Most people who have experienced a traumatic event will not develop PTSD. People who experience interpersonal trauma (for example rape or child abuse) are more likely to develop PTSD, as compared to people who experience non-assault based trauma such as accidents and natural disasters. About half of people develop PTSD following rape. Children are less likely than adults to develop PTSD after trauma, especially if they are under ten years of age. Diagnosis is based on the presence of specific symptoms following a traumatic event.
Prevention may be possible when therapy is targeted at those with early symptoms but is not effective when provided to all individuals whether or not symptoms are present. The main treatments for people with PTSD are counselling and medication. A number of different types of therapy may be useful. This may occur one-on-one or in a group.

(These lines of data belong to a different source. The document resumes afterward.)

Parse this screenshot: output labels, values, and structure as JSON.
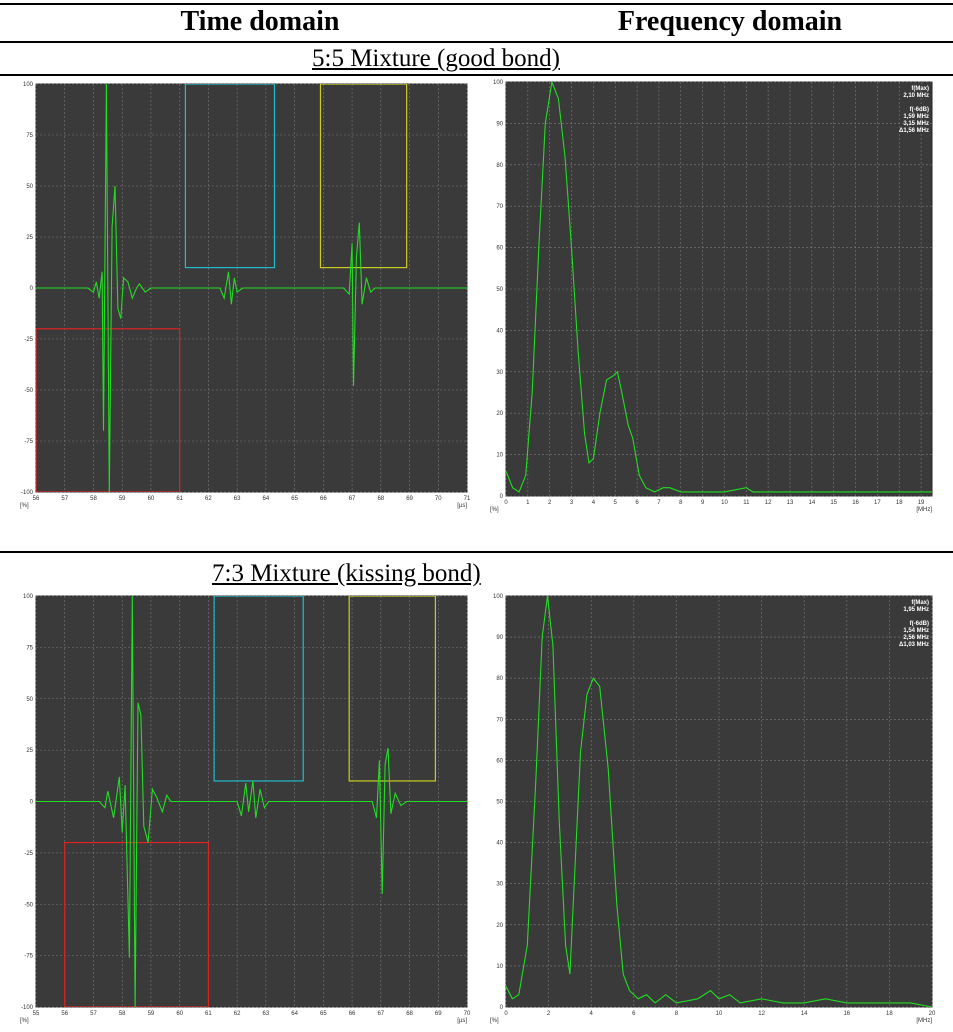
{
  "headers": {
    "time": "Time domain",
    "frequency": "Frequency domain"
  },
  "sections": [
    {
      "title": "5:5 Mixture (good bond)"
    },
    {
      "title": "7:3 Mixture (kissing bond)"
    }
  ],
  "colors": {
    "plot_bg": "#3a3a3a",
    "grid": "#7a7a7a",
    "signal": "#22dd22",
    "gate_red": "#dd2222",
    "gate_cyan": "#22bbcc",
    "gate_yellow": "#cccc22"
  },
  "chart_data": [
    {
      "type": "line",
      "domain": "time",
      "section": 0,
      "xlim": [
        56,
        71
      ],
      "ylim": [
        -100,
        100
      ],
      "xticks": [
        56,
        57,
        58,
        59,
        60,
        61,
        62,
        63,
        64,
        65,
        66,
        67,
        68,
        69,
        70,
        71
      ],
      "yticks": [
        -100,
        -75,
        -50,
        -25,
        0,
        25,
        50,
        75,
        100
      ],
      "xunit": "[µs]",
      "yunit": "[%]",
      "grid": true,
      "gates": [
        {
          "color": "red",
          "x": [
            56,
            61
          ],
          "level": -20
        },
        {
          "color": "cyan",
          "x": [
            61.2,
            64.3
          ],
          "level": 10
        },
        {
          "color": "yellow",
          "x": [
            65.9,
            68.9
          ],
          "level": 10
        }
      ],
      "series": [
        {
          "values": [
            [
              56,
              0
            ],
            [
              57.8,
              0
            ],
            [
              58.0,
              -2
            ],
            [
              58.1,
              3
            ],
            [
              58.2,
              -5
            ],
            [
              58.3,
              8
            ],
            [
              58.35,
              -70
            ],
            [
              58.45,
              100
            ],
            [
              58.55,
              -100
            ],
            [
              58.65,
              30
            ],
            [
              58.75,
              50
            ],
            [
              58.85,
              -10
            ],
            [
              58.95,
              -15
            ],
            [
              59.05,
              5
            ],
            [
              59.2,
              3
            ],
            [
              59.35,
              -5
            ],
            [
              59.5,
              0
            ],
            [
              59.6,
              2
            ],
            [
              59.8,
              -2
            ],
            [
              60,
              0
            ],
            [
              62.4,
              0
            ],
            [
              62.55,
              -5
            ],
            [
              62.7,
              8
            ],
            [
              62.8,
              -8
            ],
            [
              62.9,
              5
            ],
            [
              63.0,
              -2
            ],
            [
              63.2,
              0
            ],
            [
              66.7,
              0
            ],
            [
              66.9,
              -3
            ],
            [
              67.0,
              22
            ],
            [
              67.05,
              -48
            ],
            [
              67.15,
              15
            ],
            [
              67.25,
              32
            ],
            [
              67.35,
              -8
            ],
            [
              67.5,
              5
            ],
            [
              67.65,
              -2
            ],
            [
              67.8,
              0
            ],
            [
              71,
              0
            ]
          ]
        }
      ]
    },
    {
      "type": "line",
      "domain": "frequency",
      "section": 0,
      "xlim": [
        0,
        19.5
      ],
      "ylim": [
        0,
        100
      ],
      "xticks": [
        0,
        1,
        2,
        3,
        4,
        5,
        6,
        7,
        8,
        9,
        10,
        11,
        12,
        13,
        14,
        15,
        16,
        17,
        18,
        19
      ],
      "yticks": [
        0,
        10,
        20,
        30,
        40,
        50,
        60,
        70,
        80,
        90,
        100
      ],
      "xunit": "[MHz]",
      "yunit": "[%]",
      "grid": true,
      "annotations": [
        "f(Max)",
        "2,10 MHz",
        "f(-6dB)",
        "1,59 MHz",
        "3,15 MHz",
        "Δ1,56 MHz"
      ],
      "series": [
        {
          "values": [
            [
              0,
              6
            ],
            [
              0.3,
              2
            ],
            [
              0.6,
              1
            ],
            [
              0.9,
              5
            ],
            [
              1.2,
              25
            ],
            [
              1.5,
              60
            ],
            [
              1.8,
              90
            ],
            [
              2.1,
              100
            ],
            [
              2.4,
              96
            ],
            [
              2.7,
              82
            ],
            [
              3.0,
              60
            ],
            [
              3.3,
              35
            ],
            [
              3.6,
              15
            ],
            [
              3.8,
              8
            ],
            [
              4.0,
              9
            ],
            [
              4.3,
              20
            ],
            [
              4.6,
              28
            ],
            [
              4.9,
              29
            ],
            [
              5.1,
              30
            ],
            [
              5.3,
              25
            ],
            [
              5.6,
              17
            ],
            [
              5.8,
              14
            ],
            [
              6.1,
              5
            ],
            [
              6.4,
              2
            ],
            [
              6.8,
              1
            ],
            [
              7.2,
              2
            ],
            [
              7.5,
              2
            ],
            [
              8,
              1
            ],
            [
              9,
              1
            ],
            [
              10,
              1
            ],
            [
              11,
              2
            ],
            [
              11.3,
              1
            ],
            [
              12,
              1
            ],
            [
              13,
              1
            ],
            [
              14,
              1
            ],
            [
              15,
              1
            ],
            [
              16,
              1
            ],
            [
              17,
              1
            ],
            [
              18,
              1
            ],
            [
              19,
              1
            ],
            [
              19.5,
              1
            ]
          ]
        }
      ]
    },
    {
      "type": "line",
      "domain": "time",
      "section": 1,
      "xlim": [
        55,
        70
      ],
      "ylim": [
        -100,
        100
      ],
      "xticks": [
        55,
        56,
        57,
        58,
        59,
        60,
        61,
        62,
        63,
        64,
        65,
        66,
        67,
        68,
        69,
        70
      ],
      "yticks": [
        -100,
        -75,
        -50,
        -25,
        0,
        25,
        50,
        75,
        100
      ],
      "xunit": "[µs]",
      "yunit": "[%]",
      "grid": true,
      "gates": [
        {
          "color": "red",
          "x": [
            56,
            61
          ],
          "level": -20
        },
        {
          "color": "cyan",
          "x": [
            61.2,
            64.3
          ],
          "level": 10
        },
        {
          "color": "yellow",
          "x": [
            65.9,
            68.9
          ],
          "level": 10
        }
      ],
      "series": [
        {
          "values": [
            [
              55,
              0
            ],
            [
              57.2,
              0
            ],
            [
              57.4,
              -3
            ],
            [
              57.5,
              5
            ],
            [
              57.7,
              -8
            ],
            [
              57.9,
              12
            ],
            [
              58.0,
              -15
            ],
            [
              58.1,
              8
            ],
            [
              58.25,
              -76
            ],
            [
              58.35,
              100
            ],
            [
              58.45,
              -100
            ],
            [
              58.55,
              48
            ],
            [
              58.65,
              42
            ],
            [
              58.75,
              -12
            ],
            [
              58.9,
              -20
            ],
            [
              59.05,
              6
            ],
            [
              59.2,
              2
            ],
            [
              59.4,
              -5
            ],
            [
              59.55,
              3
            ],
            [
              59.7,
              0
            ],
            [
              62.0,
              0
            ],
            [
              62.15,
              -7
            ],
            [
              62.3,
              9
            ],
            [
              62.4,
              -5
            ],
            [
              62.55,
              10
            ],
            [
              62.65,
              -8
            ],
            [
              62.8,
              6
            ],
            [
              62.95,
              -3
            ],
            [
              63.1,
              0
            ],
            [
              66.7,
              0
            ],
            [
              66.85,
              -8
            ],
            [
              66.95,
              20
            ],
            [
              67.05,
              -45
            ],
            [
              67.15,
              18
            ],
            [
              67.25,
              26
            ],
            [
              67.35,
              -6
            ],
            [
              67.5,
              4
            ],
            [
              67.7,
              -2
            ],
            [
              67.9,
              0
            ],
            [
              70,
              0
            ]
          ]
        }
      ]
    },
    {
      "type": "line",
      "domain": "frequency",
      "section": 1,
      "xlim": [
        0,
        20
      ],
      "ylim": [
        0,
        100
      ],
      "xticks": [
        0,
        2,
        4,
        6,
        8,
        10,
        12,
        14,
        16,
        18,
        20
      ],
      "yticks": [
        0,
        10,
        20,
        30,
        40,
        50,
        60,
        70,
        80,
        90,
        100
      ],
      "xunit": "[MHz]",
      "yunit": "[%]",
      "grid": true,
      "annotations": [
        "f(Max)",
        "1,95 MHz",
        "f(-6dB)",
        "1,54 MHz",
        "2,56 MHz",
        "Δ1,03 MHz"
      ],
      "series": [
        {
          "values": [
            [
              0,
              5
            ],
            [
              0.3,
              2
            ],
            [
              0.6,
              3
            ],
            [
              1.0,
              15
            ],
            [
              1.4,
              55
            ],
            [
              1.7,
              90
            ],
            [
              1.95,
              100
            ],
            [
              2.2,
              88
            ],
            [
              2.5,
              45
            ],
            [
              2.8,
              15
            ],
            [
              3.0,
              8
            ],
            [
              3.2,
              30
            ],
            [
              3.5,
              62
            ],
            [
              3.8,
              76
            ],
            [
              4.1,
              80
            ],
            [
              4.4,
              78
            ],
            [
              4.8,
              58
            ],
            [
              5.2,
              25
            ],
            [
              5.5,
              8
            ],
            [
              5.8,
              4
            ],
            [
              6.2,
              2
            ],
            [
              6.6,
              3
            ],
            [
              7,
              1
            ],
            [
              7.5,
              3
            ],
            [
              8,
              1
            ],
            [
              9,
              2
            ],
            [
              9.6,
              4
            ],
            [
              10,
              2
            ],
            [
              10.5,
              3
            ],
            [
              11,
              1
            ],
            [
              12,
              2
            ],
            [
              13,
              1
            ],
            [
              14,
              1
            ],
            [
              15,
              2
            ],
            [
              16,
              1
            ],
            [
              17,
              1
            ],
            [
              18,
              1
            ],
            [
              19,
              1
            ],
            [
              20,
              0
            ]
          ]
        }
      ]
    }
  ]
}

Antidepressants of the selective serotonin reuptake inhibitor type are the first-line medications for PTSD and result in benefit in about half of people. These benefits are less than those seen with therapy. It is unclear if using medications and therapy together has greater benefit. Other medications do not have enough evidence to support their use and in the case of benzodiazepines may worsen outcomes.
An extensive article about improving the existing tests and developing new methods for PTSD early spotting was published in the New York Times last year.
In the United States about 3.5% of adults have PTSD in a given year, and 9% of people develop it at some point in their life. In much of the rest of the world, rates during a given year are between 0.5% and 1%. Higher rates may occur in regions of armed conflict. It is more common in women than men. Symptoms of trauma-related mental disorders have been documented since at least the time of the ancient Greeks. During the World Wars the condition was known under various terms including "shell shock" and "combat neurosis". The term "posttraumatic stress disorder" came into use in the 1970s in large part due to the diagnoses of U.S. military veterans of the Vietnam War. It was officially recognized by the American Psychiatric Association in 1980 in the third edition of the Diagnostic and Statistical Manual of Mental Disorders (DSM-III).